You will not be penalised for a single day unauthorised absence. You will not get fined and you should not be told off. It will just be marked down as unauthorised.

I am not surprised the head does not regard the OP's request as falling into the "exceptional circumstances" category. It should not have been granted even under the old regulations. But it is very unlikely the OP will be penalised if she takes her children anyway.

HedgeHogGroup Tue 17-Dec-13 17:23:57

I am a HT and unfortunately, our relationships with parents are really taking a hit over this whole policy.
We are the people who have to impose the fines, deal with the complaints & are criticised by OFSTED for our attendance but we see none of the £££ - it all goes into the criminal justice budget hmm.
Its very rare that you find any HT who is happy to have their 'discretion' diminished in such a way and have or professionalism & ability to use our judgement of situations to help families questioned.
Believe me, we're as unhappy about it as you are but our hands are tied sad

prh47bridge Tue 17-Dec-13 17:29:25

it all goes into the criminal justice budget

Actually the PCN fines go to the LA. It only goes into the criminal justice system if the parents end up being taken to court.

And I am unclear why you are saying that your hands are tied. You still have discretion to grant leave in exceptional circumstances. That has not been taken away from you.

Crowler Tue 17-Dec-13 17:34:39

My kids' head teacher authorized an absence for my husband's sister's wedding in February. I submitted the invitation as evidence, it was rather elaborate so I think they assumed it was real.

GooseyLoosey Tue 17-Dec-13 17:50:33

During our summer holiday one year, ds had an accident and spent the most of the holiday in a coma in intensive care whilst dd was farmed out to relatives and hardly saw us.

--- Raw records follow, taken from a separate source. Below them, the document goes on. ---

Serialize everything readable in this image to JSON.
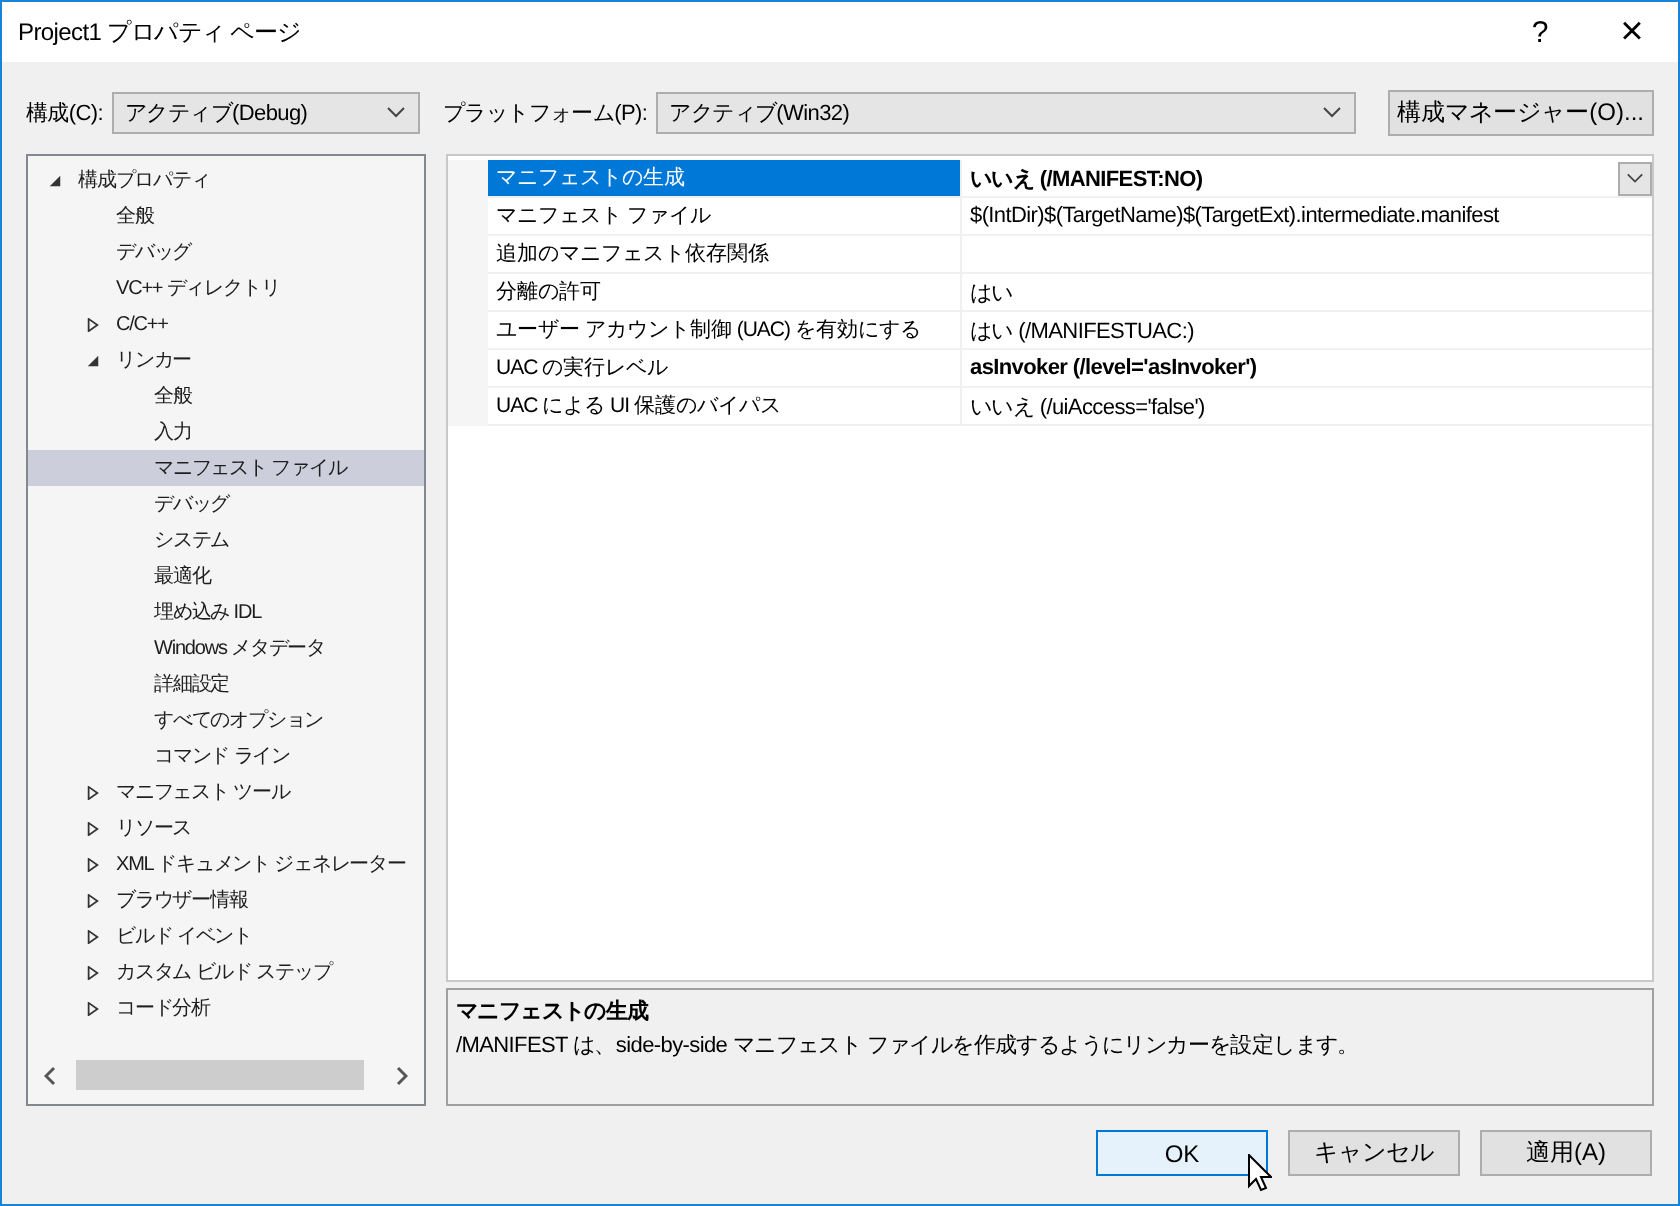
{
  "window": {
    "title": "Project1 プロパティ ページ",
    "help": "?",
    "close": "×"
  },
  "config": {
    "label": "構成(C):",
    "value": "アクティブ(Debug)"
  },
  "platform": {
    "label": "プラットフォーム(P):",
    "value": "アクティブ(Win32)"
  },
  "config_manager": "構成マネージャー(O)...",
  "tree": [
    {
      "label": "構成プロパティ",
      "kind": "group",
      "expanded": true,
      "selected": false,
      "children": [
        {
          "label": "全般",
          "kind": "page",
          "selected": false
        },
        {
          "label": "デバッグ",
          "kind": "page",
          "selected": false
        },
        {
          "label": "VC++ ディレクトリ",
          "kind": "page",
          "selected": false
        },
        {
          "label": "C/C++",
          "kind": "group",
          "expanded": false,
          "selected": false
        },
        {
          "label": "リンカー",
          "kind": "group",
          "expanded": true,
          "selected": false,
          "children": [
            {
              "label": "全般",
              "kind": "page",
              "selected": false
            },
            {
              "label": "入力",
              "kind": "page",
              "selected": false
            },
            {
              "label": "マニフェスト ファイル",
              "kind": "page",
              "selected": true
            },
            {
              "label": "デバッグ",
              "kind": "page",
              "selected": false
            },
            {
              "label": "システム",
              "kind": "page",
              "selected": false
            },
            {
              "label": "最適化",
              "kind": "page",
              "selected": false
            },
            {
              "label": "埋め込み IDL",
              "kind": "page",
              "selected": false
            },
            {
              "label": "Windows メタデータ",
              "kind": "page",
              "selected": false
            },
            {
              "label": "詳細設定",
              "kind": "page",
              "selected": false
            },
            {
              "label": "すべてのオプション",
              "kind": "page",
              "selected": false
            },
            {
              "label": "コマンド ライン",
              "kind": "page",
              "selected": false
            }
          ]
        },
        {
          "label": "マニフェスト ツール",
          "kind": "group",
          "expanded": false,
          "selected": false
        },
        {
          "label": "リソース",
          "kind": "group",
          "expanded": false,
          "selected": false
        },
        {
          "label": "XML ドキュメント ジェネレーター",
          "kind": "group",
          "expanded": false,
          "selected": false
        },
        {
          "label": "ブラウザー情報",
          "kind": "group",
          "expanded": false,
          "selected": false
        },
        {
          "label": "ビルド イベント",
          "kind": "group",
          "expanded": false,
          "selected": false
        },
        {
          "label": "カスタム ビルド ステップ",
          "kind": "group",
          "expanded": false,
          "selected": false
        },
        {
          "label": "コード分析",
          "kind": "group",
          "expanded": false,
          "selected": false
        }
      ]
    }
  ],
  "properties": [
    {
      "name": "マニフェストの生成",
      "value": "いいえ (/MANIFEST:NO)",
      "modified": true,
      "selected": true
    },
    {
      "name": "マニフェスト ファイル",
      "value": "$(IntDir)$(TargetName)$(TargetExt).intermediate.manifest",
      "modified": false,
      "selected": false
    },
    {
      "name": "追加のマニフェスト依存関係",
      "selected": false
    },
    {
      "name": "分離の許可",
      "value": "はい",
      "modified": false,
      "selected": false
    },
    {
      "name": "ユーザー アカウント制御 (UAC) を有効にする",
      "value": "はい (/MANIFESTUAC:)",
      "modified": false,
      "selected": false
    },
    {
      "name": "UAC の実行レベル",
      "value": "asInvoker (/level='asInvoker')",
      "modified": true,
      "selected": false
    },
    {
      "name": "UAC による UI 保護のバイパス",
      "value": "いいえ (/uiAccess='false')",
      "modified": false,
      "selected": false
    }
  ],
  "description": {
    "title": "マニフェストの生成",
    "text": "/MANIFEST は、side-by-side マニフェスト ファイルを作成するようにリンカーを設定します。"
  },
  "buttons": [
    {
      "label": "OK",
      "default": true
    },
    {
      "label": "キャンセル",
      "default": false
    },
    {
      "label": "適用(A)",
      "default": false
    }
  ]
}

Our family was shattered. We got back and school started but we couldn't get past what had happened.

I decided that the thing to do would be to take everyone to Alton Towers for a few days and we could just chill together and put things behind us. Take a few controlled risks so the dcs could re-learn that it was OK to do some things.

Would the head authorise a 1 day absence for children who had never, ever been off? She would not.

Crowler Tue 17-Dec-13 18:00:21

GooseyLoosey, that's shocking. Hope your son is OK.